Truss government abandons Bill of Rights

Truss government abandons Bill of Rights

The UK government’s proposed Bill of Rights has been abandoned.

The bill was due to have a second reading in Parliament next week. The government is now, however, “reviewing the most effective means to deliver objectives through our legislative agenda” and the Bill of Rights is “unlikely to progress in its current form”.

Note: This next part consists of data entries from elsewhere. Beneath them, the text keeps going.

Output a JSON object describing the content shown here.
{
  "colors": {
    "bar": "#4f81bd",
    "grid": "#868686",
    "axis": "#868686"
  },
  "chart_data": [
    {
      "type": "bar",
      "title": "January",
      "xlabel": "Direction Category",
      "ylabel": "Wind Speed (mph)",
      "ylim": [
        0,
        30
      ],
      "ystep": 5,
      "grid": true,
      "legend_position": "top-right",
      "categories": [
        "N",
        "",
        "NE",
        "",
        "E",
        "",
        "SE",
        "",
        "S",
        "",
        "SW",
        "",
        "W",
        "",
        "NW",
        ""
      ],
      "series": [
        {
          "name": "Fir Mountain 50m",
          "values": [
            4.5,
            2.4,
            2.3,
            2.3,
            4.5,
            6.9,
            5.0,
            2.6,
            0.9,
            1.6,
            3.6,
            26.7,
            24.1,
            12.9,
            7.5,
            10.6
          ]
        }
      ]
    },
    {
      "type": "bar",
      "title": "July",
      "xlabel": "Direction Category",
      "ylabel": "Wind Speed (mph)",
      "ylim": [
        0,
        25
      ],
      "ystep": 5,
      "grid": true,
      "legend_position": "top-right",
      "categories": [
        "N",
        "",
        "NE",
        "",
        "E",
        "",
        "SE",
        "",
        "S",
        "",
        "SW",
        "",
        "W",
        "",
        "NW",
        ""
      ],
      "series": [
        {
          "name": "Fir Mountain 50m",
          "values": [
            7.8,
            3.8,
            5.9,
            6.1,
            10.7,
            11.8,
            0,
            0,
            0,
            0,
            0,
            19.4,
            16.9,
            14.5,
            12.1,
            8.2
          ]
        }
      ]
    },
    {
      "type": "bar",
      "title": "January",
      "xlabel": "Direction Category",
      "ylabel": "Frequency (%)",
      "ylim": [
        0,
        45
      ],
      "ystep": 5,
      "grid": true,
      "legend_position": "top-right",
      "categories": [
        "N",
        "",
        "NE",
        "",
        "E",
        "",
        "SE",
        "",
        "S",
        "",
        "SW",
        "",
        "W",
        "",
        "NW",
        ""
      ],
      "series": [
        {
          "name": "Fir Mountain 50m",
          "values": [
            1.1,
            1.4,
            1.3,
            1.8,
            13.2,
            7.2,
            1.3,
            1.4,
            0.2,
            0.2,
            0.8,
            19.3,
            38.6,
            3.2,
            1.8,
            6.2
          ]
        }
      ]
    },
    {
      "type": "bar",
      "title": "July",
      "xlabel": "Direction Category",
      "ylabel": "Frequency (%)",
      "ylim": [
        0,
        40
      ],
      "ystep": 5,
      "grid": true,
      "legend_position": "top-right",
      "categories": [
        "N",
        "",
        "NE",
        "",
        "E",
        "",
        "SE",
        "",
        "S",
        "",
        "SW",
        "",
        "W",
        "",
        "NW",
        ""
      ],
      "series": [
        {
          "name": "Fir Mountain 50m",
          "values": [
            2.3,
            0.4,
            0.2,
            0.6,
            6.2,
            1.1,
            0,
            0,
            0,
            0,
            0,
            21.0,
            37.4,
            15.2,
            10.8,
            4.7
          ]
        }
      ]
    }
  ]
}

The legislation has met with widespread criticism. The Faculty of Advocates stated earlier this year: “Of particular concern is what has been described as introducing ‘common sense to the justice system’. The judiciary already strives to arrive at decisions which ‘make sense’. The plea for ‘common sense’ is a populist one, designed to justify the executive arrogating to itself (or, more accurately, to the legislature, which the executive will often control) the ability to decide what ‘makes sense’ in this area, rather than leaving it to the judiciary independently to determine what human rights law requires.

Ian Duddy, chair of the Scottish Human Rights Commission, said the bill would “water down human rights protections”.

Murray Etherington, president of the Law Society of Scotland, said: “For over 70 years we have benefited from the protections offered by the European Convention on Human Rights. Since 1998 those rights have been built into UK and Scottish law and it is vital that they are not diminished as a result of new legislation.”